On this holiday this year, the country is facing a serious health emergency. COVID-19 cases are surging in several states and in some cases are setting new records almost every day. In some places, officials are urging people to stay home and enjoy Fourth of July celebrations like fireworks from their houses.

President Trump has taken a different approach. Yesterday, he traveled to South Dakota for a fireworks celebration in front of Mount Rushmore. Social distancing and wearing masks were not required. And tonight, the president will be presiding over another fireworks display in Washington, D.C.

But the pandemic continues. And that's where we begin now - with the latest on the coronavirus surge and what it could mean for the future of the nation's economy as so many businesses are anxious to reopen. For that, we're joined by NPR science correspondent Rebecca Hersher.

Hi, Rebecca.


PFEIFFER: And also with us is NPR business correspondent Scott Horsley.

Scott, welcome to you, too.

SCOTT HORSLEY, BYLINE: It's good to be with you.

PFEIFFER: Rebecca, coronavirus outbreaks are hitting different parts of the United States differently at different times. As you look across the country at where cases are spiking, where are things particularly bad now?

HERSHER: Yeah. So the U.S. is now consistently exceeding 50,000 new cases per day. And that's significantly higher, just to give you a sense, than the peak back in the spring. So we're basically climbing a bigger mountain, but we don't know where the top is. At least five states set a single-day record on Friday - Alabama, Alaska, Kansas, North Carolina and South Carolina.

And just to give you a sense of the rapid increase that's happening in some places, Florida - its daily new cases have increased nearly tenfold in the last month. Texas has hit a record for the number of people hospitalized with COVID-19. The governor has banned elective medical procedures in eight counties. And that's really an indication that authorities are worried about running out of space.

PFEIFFER: And many states had been reopening pretty aggressively. But now we're seeing some backtracking. So give us more of a sense of the range of response you're seeing from state authorities and what kinds of restrictions are being imposed.

HERSHER: It is a range. So in Florida, Miami-Dade and Broward Counties closed beaches for the weekend. There's a county curfew in Miami-Dade County. In Texas, the governor of Texas, Greg Abbott, ordered residents in counties with 20 or more cases to wear masks in public. In California, Governor Gavin Newsom ordered indoor dining and movie theaters to close in counties where the virus appears to be spreading rapidly. And then on the southern border, the Mexican state of Sonora, which mostly borders Arizona, the governor there said only essential visitors can cross from the U.S.

PFEIFFER: Scott, on the economic front, this week, we got some relatively good employment news. There is still fairly high unemployment. But as businesses reopened, there were 4.8 million jobs added in June - although how could that recovery be affected by COVID-19 surges and possibly more business closings?

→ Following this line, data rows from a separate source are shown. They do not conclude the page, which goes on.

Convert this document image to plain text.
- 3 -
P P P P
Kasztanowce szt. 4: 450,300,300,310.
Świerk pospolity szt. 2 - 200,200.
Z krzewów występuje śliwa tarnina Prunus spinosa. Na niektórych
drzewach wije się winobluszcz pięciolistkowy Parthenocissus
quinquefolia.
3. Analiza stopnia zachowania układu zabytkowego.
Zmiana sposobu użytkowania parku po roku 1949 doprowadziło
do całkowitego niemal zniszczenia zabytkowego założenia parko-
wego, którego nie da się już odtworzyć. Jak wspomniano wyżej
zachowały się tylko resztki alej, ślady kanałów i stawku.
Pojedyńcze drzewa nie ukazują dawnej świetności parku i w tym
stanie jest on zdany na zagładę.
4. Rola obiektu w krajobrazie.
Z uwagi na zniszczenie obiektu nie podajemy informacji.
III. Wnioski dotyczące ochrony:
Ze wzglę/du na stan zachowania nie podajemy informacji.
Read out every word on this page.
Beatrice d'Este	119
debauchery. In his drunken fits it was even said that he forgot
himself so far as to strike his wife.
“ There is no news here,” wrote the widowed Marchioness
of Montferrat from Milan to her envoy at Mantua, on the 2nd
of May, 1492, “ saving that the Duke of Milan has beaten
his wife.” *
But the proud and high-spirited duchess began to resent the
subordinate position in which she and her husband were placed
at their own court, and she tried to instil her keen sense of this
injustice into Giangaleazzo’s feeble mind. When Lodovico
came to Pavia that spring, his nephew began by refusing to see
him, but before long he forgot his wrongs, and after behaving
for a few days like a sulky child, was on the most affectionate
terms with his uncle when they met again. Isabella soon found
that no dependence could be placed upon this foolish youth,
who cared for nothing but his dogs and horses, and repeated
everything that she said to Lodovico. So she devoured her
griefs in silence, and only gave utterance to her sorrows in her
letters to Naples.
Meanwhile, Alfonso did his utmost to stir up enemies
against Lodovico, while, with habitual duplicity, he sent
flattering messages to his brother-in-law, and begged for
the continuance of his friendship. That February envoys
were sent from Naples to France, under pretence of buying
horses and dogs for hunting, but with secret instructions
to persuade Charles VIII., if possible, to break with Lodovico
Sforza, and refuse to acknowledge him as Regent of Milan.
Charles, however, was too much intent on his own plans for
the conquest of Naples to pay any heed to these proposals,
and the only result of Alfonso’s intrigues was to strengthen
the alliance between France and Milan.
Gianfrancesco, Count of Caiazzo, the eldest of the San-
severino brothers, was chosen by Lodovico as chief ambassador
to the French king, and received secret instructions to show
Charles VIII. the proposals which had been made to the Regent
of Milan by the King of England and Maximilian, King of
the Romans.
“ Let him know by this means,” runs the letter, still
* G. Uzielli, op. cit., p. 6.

HORSLEY: The spike in infections could certainly bring slower job growth in the weeks to come. And it could even jeopardize some of the jobs of those people who just went back to work. Obviously, wherever those states are backtracking in their reopening efforts, closing bars and the like, that means fewer jobs.

But even if the state and local government doesn't take that step, consumers will vote with their pocketbooks. We have seen throughout this pandemic, wherever health conditions really deteriorate, shoppers cut back on their spending. They don't go out to eat as much. They certainly aren't going to go to concerts or ballgames. So until we get a handle on the virus, we're not going to see a really robust and lasting economic recovery.

PFEIFFER: Right. Just because businesses reopen their doors does not mean people will walk through them. Now, many people who are unemployed have gotten a big boost from that extra $600 a week in unemployment payments that Congress passed as part of its pandemic relief package months ago. It's actually made some people reluctant to go back to work because it would mean a pay cut. But that benefit expires at the end of this month unless Congress extends it. Scott, how could the expiration of that additional money impact the recession?

HORSLEY: It would certainly cut into a lot of people's buying power. Government relief payments, whether you're talking about those supplemental unemployment benefits or those $1,200 direct payments that so many people got, have really played a huge role in propping up the economy during these past few months.

Now, there are a lot of complaints about the way those unemployment benefits are structured, whether they're fair. As you say, it's - there's a suggestion they might be creating a disincentive for people to go out and find new jobs. But no matter how you slice it, it's going to take a long time for those 30 million people to go back to work. And if that extra $600 a week goes away, that's going to obviously be a hardship for a lot of families. But it's also going to leave a big hole in the economy, which is so dependent on consumer spending.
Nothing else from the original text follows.